Siatkarski Puchar Polski we Wrocławiu. Kto w nim zagra? Zadecydują ostatnie mecze

Tylko sześć drużyn z PlusLigi zagra w tym sezonie o Puchar Polski. Które? Zadecydują weekendowe mecze w PlusLidze. A finałowy turniej odbędzie się we Wrocławiu, od 5 do 7 lutego.

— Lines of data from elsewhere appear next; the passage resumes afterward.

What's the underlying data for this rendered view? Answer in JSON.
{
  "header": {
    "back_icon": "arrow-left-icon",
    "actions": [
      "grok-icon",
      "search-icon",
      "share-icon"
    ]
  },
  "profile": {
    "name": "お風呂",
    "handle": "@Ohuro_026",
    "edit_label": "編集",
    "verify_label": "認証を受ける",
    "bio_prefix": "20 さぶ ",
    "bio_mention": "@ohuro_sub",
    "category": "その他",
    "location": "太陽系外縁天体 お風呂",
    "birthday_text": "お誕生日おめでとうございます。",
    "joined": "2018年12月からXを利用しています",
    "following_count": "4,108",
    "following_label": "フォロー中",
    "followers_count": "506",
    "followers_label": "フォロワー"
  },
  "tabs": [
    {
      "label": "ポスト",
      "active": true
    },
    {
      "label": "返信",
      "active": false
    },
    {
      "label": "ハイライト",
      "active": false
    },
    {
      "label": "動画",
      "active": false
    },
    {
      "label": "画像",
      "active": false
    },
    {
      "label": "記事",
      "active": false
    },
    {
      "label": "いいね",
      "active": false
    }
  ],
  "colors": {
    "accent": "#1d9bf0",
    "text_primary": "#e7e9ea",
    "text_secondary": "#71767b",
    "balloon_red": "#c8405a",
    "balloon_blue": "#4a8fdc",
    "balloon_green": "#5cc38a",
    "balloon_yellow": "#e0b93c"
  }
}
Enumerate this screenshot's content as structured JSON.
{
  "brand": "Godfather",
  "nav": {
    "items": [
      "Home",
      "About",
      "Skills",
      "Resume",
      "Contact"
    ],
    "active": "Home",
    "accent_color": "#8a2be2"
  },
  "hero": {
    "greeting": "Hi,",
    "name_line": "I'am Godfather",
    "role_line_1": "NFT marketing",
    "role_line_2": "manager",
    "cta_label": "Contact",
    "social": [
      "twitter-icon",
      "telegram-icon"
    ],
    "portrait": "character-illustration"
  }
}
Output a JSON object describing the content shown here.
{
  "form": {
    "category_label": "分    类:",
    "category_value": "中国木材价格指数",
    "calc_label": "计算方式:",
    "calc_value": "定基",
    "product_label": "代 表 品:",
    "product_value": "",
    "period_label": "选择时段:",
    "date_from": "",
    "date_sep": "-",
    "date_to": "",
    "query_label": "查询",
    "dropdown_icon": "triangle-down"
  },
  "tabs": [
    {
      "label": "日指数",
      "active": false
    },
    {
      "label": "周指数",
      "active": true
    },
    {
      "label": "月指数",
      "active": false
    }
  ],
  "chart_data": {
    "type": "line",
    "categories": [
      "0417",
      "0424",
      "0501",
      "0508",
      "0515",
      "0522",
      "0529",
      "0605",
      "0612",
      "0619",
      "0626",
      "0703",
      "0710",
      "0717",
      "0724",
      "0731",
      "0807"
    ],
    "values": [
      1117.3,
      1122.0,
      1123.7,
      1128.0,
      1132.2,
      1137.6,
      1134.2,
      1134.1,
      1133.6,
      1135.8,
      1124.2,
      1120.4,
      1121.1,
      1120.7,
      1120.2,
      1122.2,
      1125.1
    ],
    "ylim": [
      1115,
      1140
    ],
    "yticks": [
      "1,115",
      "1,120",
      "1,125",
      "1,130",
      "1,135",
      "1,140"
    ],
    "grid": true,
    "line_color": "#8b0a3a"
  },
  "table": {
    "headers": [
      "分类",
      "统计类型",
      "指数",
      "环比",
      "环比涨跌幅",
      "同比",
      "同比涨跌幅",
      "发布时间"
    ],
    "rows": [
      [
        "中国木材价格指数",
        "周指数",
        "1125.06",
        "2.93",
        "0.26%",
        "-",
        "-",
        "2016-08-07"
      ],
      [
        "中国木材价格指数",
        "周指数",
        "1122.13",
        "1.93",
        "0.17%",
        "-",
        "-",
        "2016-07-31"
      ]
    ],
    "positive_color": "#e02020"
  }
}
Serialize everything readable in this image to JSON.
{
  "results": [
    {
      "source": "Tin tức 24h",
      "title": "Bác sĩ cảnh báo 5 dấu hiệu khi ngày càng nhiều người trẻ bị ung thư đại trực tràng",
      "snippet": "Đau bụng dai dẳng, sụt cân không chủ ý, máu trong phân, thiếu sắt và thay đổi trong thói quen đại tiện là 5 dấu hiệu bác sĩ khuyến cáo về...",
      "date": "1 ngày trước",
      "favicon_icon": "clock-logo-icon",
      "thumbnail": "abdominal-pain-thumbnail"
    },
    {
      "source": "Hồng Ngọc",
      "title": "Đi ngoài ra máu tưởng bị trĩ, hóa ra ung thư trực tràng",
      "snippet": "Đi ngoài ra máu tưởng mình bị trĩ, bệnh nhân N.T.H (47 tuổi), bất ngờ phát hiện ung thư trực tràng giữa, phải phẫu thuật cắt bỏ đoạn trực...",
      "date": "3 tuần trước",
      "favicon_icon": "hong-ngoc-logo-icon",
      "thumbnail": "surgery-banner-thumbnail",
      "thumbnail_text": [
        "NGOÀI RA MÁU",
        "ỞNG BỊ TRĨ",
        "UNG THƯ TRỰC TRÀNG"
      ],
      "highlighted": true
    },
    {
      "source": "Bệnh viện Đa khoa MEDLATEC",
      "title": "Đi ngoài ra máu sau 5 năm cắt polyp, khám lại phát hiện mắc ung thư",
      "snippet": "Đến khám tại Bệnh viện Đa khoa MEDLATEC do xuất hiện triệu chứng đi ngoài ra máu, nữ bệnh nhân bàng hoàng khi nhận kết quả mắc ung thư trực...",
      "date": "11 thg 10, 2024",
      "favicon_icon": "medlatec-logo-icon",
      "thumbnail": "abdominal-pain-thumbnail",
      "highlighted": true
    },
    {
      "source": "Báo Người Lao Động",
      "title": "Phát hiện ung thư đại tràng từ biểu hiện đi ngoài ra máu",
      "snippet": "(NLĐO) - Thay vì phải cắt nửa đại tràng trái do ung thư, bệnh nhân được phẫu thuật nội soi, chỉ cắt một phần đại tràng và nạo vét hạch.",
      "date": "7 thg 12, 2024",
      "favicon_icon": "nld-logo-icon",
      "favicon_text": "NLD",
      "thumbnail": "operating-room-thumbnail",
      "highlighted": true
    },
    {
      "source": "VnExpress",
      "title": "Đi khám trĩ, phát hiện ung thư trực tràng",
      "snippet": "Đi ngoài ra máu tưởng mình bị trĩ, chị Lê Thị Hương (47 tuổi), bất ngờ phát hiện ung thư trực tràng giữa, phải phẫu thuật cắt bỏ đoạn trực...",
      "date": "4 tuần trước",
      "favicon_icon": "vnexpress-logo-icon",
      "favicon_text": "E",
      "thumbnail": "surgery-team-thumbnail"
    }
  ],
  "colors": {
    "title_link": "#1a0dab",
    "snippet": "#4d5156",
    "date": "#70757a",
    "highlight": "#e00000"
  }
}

W tym sezonie rozgrywki o Pucharu Polski odbywają się według całkiem innych zasad niż we wcześniejszych latach. Tylko pierwsza szóstka z PlusLigi po pierwszej rundzie będzie rywalizowała o to trofeum, a pozostałe osiem drużyn nie wystąpią w ogóle w tych rozgrywkach! We wcześniejszych latach do gry o najwyższe cele wchodziły wszystkie ekipy z siatkarskiej ekstraklasy. - System rozgrywek został zmieniony, żeby je skrócić dla potrzeb reprezentacji. Regulamin był znany przed sezonem i zaakceptowany - mówi Kamil Składowski, rzecznik prasowy Profesjonalnej Ligi Piłki Siatkowej, która zarządza rozgrywkami PlusLigi i OrlenLigi. W ten sposób zaoszczędzono kilka terminów, które już wykorzystała nasza kadra. Rundy wstępne Pucharu Polski często rozgrywano bowiem w okolicach świąt. Teraz w tym czasie trwały zgrupowania reprezentacji, które początkiem stycznia walczyły w Berlinie o kwalifikację olimpijską.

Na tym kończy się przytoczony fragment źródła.